The latter was born as mother and daughter were discussing song titles, concepts and ideas when Kalesti spotted an old fuel bowser.

This prompted the song as the ladies created a heroine jillaroo whose job was checking the water pumps around the property.

Kalesti massaged the message with accessible yodelling as a bonus.


“Sitting in the moonlight stoking the lowlight smoking/ watching the night fall keeping his soul warm waiting/ troubles coming on a force a hurricane/ in the silence there's a chill/ fever in the night in his bones and in his bed/ Oh spirits take him now so he can get on up that hill.” - Ride Cowboy - Kalesti Butler-Felicity Urquhart.

Equally poignant is Ride Cowboy - a tribute to her dad who died of cancer in 2016 - penned with Felicity Urquhart at the Dag Sheep Station Writer's Retreat.

“This was before he passed away, but I knew he was sick - he had cancer,” Kalesti explained.

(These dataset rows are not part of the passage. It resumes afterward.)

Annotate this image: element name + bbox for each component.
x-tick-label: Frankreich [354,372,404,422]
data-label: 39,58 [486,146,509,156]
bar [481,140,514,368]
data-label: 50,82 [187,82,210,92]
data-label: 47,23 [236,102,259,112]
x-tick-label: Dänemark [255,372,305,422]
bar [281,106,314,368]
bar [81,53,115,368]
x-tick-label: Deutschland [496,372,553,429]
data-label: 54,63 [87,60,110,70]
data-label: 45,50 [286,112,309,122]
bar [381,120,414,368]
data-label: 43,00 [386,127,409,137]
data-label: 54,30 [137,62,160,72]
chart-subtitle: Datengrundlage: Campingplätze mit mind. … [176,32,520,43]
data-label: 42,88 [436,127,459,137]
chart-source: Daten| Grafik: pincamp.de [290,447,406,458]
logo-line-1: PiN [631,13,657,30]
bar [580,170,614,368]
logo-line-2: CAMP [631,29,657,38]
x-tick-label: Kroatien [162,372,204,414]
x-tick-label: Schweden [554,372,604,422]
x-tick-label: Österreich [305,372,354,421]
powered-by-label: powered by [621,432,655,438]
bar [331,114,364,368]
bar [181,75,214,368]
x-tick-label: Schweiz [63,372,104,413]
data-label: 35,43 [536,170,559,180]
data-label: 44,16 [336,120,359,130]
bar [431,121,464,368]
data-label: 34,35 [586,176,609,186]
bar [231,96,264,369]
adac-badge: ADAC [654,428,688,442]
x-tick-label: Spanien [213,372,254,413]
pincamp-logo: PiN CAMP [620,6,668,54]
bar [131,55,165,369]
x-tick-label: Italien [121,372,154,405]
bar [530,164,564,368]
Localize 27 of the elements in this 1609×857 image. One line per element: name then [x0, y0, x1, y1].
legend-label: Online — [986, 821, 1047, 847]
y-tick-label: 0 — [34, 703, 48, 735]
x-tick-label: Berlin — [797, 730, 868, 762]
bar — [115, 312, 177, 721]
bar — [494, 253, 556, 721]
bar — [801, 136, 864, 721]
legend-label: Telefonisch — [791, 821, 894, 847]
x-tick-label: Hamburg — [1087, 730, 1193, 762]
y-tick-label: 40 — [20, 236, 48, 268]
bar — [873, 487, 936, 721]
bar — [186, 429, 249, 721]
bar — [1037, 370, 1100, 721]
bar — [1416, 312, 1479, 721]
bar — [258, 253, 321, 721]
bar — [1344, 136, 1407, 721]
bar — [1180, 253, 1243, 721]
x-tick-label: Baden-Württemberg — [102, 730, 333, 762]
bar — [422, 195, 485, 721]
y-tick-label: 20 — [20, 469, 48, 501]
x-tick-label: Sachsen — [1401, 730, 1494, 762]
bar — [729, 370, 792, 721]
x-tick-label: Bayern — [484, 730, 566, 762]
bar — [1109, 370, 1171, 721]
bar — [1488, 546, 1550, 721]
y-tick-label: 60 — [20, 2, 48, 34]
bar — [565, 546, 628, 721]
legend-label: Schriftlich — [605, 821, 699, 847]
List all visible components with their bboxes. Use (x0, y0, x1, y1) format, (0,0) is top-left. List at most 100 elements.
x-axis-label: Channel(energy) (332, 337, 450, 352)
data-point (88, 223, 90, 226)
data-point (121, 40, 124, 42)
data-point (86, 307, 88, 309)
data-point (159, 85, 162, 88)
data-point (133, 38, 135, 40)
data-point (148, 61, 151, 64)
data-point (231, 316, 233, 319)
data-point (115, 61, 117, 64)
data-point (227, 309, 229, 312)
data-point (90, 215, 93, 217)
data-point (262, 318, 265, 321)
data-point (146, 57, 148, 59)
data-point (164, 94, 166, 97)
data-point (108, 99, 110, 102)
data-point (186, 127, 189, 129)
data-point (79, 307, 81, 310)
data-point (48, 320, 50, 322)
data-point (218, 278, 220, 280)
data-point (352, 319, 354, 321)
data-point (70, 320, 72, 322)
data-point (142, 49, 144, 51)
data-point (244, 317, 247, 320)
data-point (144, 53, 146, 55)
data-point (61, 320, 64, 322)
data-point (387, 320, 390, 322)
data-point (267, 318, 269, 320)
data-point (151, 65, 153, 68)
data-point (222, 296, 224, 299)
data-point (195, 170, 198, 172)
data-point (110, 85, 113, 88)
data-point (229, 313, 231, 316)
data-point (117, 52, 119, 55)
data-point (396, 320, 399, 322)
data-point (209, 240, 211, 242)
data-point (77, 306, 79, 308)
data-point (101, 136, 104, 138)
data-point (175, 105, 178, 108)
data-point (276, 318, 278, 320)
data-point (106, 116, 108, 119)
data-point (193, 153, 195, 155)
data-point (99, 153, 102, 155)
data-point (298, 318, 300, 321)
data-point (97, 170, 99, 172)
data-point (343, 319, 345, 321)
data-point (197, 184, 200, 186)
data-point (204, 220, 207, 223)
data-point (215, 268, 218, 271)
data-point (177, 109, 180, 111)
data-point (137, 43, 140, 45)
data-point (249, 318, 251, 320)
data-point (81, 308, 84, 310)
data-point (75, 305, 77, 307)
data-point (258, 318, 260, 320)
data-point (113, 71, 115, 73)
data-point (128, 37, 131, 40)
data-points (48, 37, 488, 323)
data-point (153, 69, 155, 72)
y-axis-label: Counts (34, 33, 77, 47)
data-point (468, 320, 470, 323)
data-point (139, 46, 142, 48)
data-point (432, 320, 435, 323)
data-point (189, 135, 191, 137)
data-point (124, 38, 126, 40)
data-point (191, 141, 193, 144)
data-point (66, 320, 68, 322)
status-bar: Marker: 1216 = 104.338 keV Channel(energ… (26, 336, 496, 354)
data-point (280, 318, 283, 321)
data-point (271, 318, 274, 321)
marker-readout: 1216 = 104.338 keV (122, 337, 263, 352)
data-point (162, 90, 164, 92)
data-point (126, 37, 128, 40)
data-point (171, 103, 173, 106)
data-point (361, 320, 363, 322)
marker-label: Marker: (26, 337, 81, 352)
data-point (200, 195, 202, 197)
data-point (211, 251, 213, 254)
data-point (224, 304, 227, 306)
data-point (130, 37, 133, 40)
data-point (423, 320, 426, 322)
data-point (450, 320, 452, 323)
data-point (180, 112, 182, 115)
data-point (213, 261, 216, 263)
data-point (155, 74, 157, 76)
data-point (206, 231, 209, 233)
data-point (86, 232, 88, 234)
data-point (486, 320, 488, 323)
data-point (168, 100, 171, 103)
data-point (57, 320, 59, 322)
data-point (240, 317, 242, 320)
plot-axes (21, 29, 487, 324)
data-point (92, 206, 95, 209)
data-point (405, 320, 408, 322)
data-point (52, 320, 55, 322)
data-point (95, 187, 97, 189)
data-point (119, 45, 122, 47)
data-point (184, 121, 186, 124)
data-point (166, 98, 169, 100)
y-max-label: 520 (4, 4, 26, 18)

“So I described my dad to Felicity, said what type of character he was. He was very funny, a tall guy, always wore a cowboy hat unless he was forced to take it off. He had so much character and we came up with all these words that described him. In the song the cowboy dies and then my dad dies soon after.”

Kalesti's dad died while she was en route to the 2016 Tamworth Country Music Festival.

When Kalesti spoke to him on the phone from a half-way pit stop she had no idea “have fun in Tamworth ” would be some of his final words.

“We wrote that before he passed away so it was easier to write back then because I don't think I could have written it now,” she confessed.

She also explores clever outback metaphors, replete with her first sightings of kangaroos and emus on the road to Camooweal, in Coat Of Arms written with Anita Ree.

Butler energises the spirited Just Down The Hall also written at Dag Sheep Station Writer's Retreat in 2016.

Kevin Bennett and Lola Brinton wrote it about the death of an indigenous woman while giving birth on the steps of a hospital.

“I was in the room just down the hall and have carried this story in my heart for many years always wanting to make it a memorial to the young mother who died that night,” Brinton revealed.

Lola was so moved by her personal experience, laying in her hospital bed and hearing the woman left outside to give birth on the doorstep that she was compelled to write this song.

She captured the full impact of the tragic story of remembering hearing the elders singing the spirit of the Aboriginal woman home.

The song is now accompanied by a video to be shown on Nu Country TV.

Kalesti unleashes a tidal wave of passion in her dynamic delivery of Cronulla singer-songwriter-school teacher Luke O'Shea's The Way That I Loved You

It's a perfect segue into the macabre humour of Goodwills singer Bob Wilson's Dead Man's Shirt where a woman wears an op shop shirt on a date as part of the grieving process.

Garry Koehler provides backing vocals.

Ironically, the title track was written by American folk-rock singer songwriter Rain Perry.

Kalesti was in tears after Mackay suggested she listen to it.

But her instant connection to the lyrics and enjoyment singing it and making it her own ensured it was included.

It's a long journey from Butler 's stage debut aged three at Charters Towers Country Music Festival and Queensland Champion of Champions crown at nine to nationally acclaimed troubadour.

But she's written every chapter in her pathos primed pathway.

The depth of Airborne ensures it lives up to its name and soars through the stratosphere.